Progressivamente le opere d’arte, i romanzi, vampirizzano l’autore già consunto dalla malattia. La stesura di 1984, iniziata nel 1946, è una lotta, un vero e proprio corpo a corpo mortale. La prima redazione non lo soddisfa. Riprende da capo. Tornato a Jura dal sanatorio, si riduce a battere a macchina a letto, mentre tossisce sangue. Il libro esce nel 1949. E lui muore nel gennaio del 1950.
Orwell mostra alcune fissazioni singolari: dal numero di uova prodotto dalle galline (annotato per anni con una scrupolosità pazzesca) fino alla presenza costante dei topi (un esempio, 12 giugno 1947: «I ratti hanno aggredito a Ardlussa due bambini, come sempre hanno attaccato il viso»). Quest’ultima ossessione finirà nella scena chiave di 1984 in cui Winston cede di schianto al Grande Fratello per evitare il contatto con una gabbia contenente ratti. Ci sono solo tre o quattro annotazioni di un certo peso, risalenti agli anni della stesura di 1984, e sono tutte legate alla tubercolosi, direttamente o meno. Una è il racconto del naufragio nel gorgo del golfo di Corryvreckan, episodio subito dopo il quale le condizioni di Orwell degenerano.
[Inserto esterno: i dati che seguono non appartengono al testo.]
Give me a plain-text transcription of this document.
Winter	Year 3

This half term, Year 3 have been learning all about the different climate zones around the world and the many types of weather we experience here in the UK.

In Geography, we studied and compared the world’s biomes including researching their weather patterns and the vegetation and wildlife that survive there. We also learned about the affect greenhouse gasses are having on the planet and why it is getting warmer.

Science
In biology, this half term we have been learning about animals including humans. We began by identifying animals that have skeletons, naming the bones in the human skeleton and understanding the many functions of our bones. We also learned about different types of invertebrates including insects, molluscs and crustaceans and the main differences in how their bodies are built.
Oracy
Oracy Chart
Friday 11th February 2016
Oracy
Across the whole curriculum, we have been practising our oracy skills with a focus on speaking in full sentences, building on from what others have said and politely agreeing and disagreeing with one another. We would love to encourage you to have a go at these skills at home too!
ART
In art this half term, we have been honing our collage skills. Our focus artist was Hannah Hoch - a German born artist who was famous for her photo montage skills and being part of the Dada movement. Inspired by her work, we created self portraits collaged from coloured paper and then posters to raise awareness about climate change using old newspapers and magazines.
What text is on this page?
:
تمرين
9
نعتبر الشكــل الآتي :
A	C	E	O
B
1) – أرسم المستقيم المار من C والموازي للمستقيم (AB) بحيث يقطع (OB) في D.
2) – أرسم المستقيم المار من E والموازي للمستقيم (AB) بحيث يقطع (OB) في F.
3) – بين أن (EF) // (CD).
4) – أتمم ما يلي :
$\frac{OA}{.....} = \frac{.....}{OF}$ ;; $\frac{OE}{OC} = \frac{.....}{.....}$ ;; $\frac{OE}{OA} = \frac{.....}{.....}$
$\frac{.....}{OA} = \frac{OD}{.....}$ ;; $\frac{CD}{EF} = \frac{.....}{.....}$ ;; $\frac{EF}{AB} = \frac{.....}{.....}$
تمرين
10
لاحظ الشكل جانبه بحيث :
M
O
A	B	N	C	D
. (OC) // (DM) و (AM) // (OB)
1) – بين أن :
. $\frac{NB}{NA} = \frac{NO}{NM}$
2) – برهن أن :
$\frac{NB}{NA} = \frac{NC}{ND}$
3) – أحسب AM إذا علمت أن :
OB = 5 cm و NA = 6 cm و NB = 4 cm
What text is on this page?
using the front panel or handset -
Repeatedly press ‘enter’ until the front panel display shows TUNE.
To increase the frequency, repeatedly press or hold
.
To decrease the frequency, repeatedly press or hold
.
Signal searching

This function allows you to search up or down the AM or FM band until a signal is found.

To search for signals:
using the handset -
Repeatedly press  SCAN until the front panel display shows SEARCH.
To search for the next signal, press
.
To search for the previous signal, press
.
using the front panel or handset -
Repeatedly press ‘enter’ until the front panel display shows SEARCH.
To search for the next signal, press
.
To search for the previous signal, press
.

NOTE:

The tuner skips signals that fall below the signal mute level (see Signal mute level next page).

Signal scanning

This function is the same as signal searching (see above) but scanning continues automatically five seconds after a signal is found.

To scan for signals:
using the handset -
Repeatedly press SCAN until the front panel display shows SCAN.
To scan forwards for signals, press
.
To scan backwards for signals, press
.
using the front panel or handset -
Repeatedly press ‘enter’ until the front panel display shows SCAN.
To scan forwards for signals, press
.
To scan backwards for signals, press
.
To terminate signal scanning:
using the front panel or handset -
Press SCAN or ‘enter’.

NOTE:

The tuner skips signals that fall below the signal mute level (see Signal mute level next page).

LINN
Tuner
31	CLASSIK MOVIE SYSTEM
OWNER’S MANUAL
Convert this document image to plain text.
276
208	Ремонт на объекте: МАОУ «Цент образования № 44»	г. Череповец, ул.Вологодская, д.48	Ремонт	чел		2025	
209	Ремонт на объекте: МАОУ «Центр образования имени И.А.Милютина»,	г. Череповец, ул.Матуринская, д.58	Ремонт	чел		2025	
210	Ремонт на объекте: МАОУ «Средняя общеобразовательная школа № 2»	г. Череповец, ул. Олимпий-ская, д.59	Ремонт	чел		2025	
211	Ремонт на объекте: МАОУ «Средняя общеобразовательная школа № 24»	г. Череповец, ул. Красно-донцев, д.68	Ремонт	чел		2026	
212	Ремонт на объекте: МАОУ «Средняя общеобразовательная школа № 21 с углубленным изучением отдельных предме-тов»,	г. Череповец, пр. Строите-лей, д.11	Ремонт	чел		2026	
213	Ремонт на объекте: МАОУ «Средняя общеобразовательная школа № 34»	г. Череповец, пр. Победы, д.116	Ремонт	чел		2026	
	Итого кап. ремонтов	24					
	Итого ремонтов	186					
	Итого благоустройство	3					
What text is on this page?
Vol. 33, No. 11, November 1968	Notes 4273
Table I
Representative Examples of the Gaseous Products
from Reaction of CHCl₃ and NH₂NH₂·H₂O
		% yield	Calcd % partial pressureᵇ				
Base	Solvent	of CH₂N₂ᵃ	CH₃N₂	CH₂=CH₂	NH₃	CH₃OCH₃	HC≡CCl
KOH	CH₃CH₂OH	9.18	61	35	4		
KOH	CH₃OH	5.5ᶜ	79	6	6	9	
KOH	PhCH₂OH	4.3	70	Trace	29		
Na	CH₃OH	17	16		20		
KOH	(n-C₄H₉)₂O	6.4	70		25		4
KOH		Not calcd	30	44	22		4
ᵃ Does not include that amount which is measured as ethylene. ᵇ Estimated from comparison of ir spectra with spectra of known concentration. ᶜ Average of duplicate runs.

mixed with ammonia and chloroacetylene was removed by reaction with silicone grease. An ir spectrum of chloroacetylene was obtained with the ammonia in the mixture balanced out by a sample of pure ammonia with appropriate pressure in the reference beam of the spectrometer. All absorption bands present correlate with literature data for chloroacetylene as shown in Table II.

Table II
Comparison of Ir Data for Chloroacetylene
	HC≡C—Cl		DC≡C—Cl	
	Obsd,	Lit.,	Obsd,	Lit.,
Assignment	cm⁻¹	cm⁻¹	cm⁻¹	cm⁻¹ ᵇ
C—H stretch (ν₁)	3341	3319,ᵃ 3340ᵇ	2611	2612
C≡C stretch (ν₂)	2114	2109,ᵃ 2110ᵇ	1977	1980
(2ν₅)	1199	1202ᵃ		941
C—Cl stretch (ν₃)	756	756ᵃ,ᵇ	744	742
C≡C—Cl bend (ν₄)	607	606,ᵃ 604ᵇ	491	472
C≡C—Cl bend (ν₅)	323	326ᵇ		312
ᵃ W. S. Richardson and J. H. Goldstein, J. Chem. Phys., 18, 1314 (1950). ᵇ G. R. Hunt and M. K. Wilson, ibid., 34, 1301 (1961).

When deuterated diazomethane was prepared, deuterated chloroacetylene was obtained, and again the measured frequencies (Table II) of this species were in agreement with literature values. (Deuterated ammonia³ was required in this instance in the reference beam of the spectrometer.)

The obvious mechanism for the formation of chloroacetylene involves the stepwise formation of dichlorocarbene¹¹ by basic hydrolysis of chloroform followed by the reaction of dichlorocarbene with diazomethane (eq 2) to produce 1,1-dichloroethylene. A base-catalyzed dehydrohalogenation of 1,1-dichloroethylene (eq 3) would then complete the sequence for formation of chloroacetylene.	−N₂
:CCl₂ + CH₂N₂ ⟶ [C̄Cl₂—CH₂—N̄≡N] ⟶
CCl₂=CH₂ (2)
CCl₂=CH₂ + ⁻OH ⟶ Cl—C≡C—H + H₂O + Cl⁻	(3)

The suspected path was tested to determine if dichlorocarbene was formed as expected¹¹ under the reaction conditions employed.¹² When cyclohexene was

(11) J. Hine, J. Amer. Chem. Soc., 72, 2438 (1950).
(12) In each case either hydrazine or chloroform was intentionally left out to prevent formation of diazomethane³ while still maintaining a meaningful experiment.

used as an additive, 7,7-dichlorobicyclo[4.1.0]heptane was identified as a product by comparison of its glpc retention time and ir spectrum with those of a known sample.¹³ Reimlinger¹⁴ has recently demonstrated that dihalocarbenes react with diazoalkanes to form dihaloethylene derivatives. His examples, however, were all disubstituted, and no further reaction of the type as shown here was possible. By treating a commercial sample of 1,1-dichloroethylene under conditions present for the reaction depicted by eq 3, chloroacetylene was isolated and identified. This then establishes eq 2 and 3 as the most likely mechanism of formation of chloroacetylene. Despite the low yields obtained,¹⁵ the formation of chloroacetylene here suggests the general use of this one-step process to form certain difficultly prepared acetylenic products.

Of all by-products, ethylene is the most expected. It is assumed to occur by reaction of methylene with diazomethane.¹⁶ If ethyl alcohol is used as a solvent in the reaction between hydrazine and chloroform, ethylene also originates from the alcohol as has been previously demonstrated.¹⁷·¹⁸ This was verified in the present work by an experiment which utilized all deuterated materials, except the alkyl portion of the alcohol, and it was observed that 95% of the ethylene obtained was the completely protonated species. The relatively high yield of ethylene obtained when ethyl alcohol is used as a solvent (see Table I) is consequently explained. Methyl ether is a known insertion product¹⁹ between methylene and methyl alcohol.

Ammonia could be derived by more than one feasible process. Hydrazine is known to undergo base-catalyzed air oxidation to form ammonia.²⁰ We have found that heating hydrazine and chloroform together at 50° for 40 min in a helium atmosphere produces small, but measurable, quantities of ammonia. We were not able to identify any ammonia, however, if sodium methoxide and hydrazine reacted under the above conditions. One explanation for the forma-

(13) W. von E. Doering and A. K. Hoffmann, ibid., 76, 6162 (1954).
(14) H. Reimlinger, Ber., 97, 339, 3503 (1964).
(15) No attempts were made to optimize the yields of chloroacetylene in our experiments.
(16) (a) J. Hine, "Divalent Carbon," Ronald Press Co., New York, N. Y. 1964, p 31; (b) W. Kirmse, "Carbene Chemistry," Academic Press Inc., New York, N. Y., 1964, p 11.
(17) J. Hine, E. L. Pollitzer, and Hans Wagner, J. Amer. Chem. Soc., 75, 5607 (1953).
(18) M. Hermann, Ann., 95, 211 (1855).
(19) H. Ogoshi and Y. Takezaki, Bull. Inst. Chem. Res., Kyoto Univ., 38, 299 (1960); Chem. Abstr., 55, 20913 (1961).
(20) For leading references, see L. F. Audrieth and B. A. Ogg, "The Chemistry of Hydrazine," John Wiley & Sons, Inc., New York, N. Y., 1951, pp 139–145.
Le altre descrivono lo stato di lucidità apparente di chi ha appena superato una crisi: sembra di poter ragionare come si deve, ma il torpore subentra immediato, i ricordi non stanno insieme, proprio come i procedimenti logici e risulta impossibile scrivere perfino uno «stupido articolo di giornale». Sono pagine drammatiche: in quel momento Orwell è assillato dal romanzo incompiuto.
Malato, isolato, consapevole di avere le ore contate: forse Orwell stesso si sentiva come l’Ultimo uomo sulla terra del suo romanzo.

E per questo si convinse che doveva lasciare una testimonianza, un monito nel caso una specie realmente umana fosse tornata a popolare il pianeta dopo la sbornia ideologica e la carneficina della prima metà del secolo. Lo fece, a costo della vita.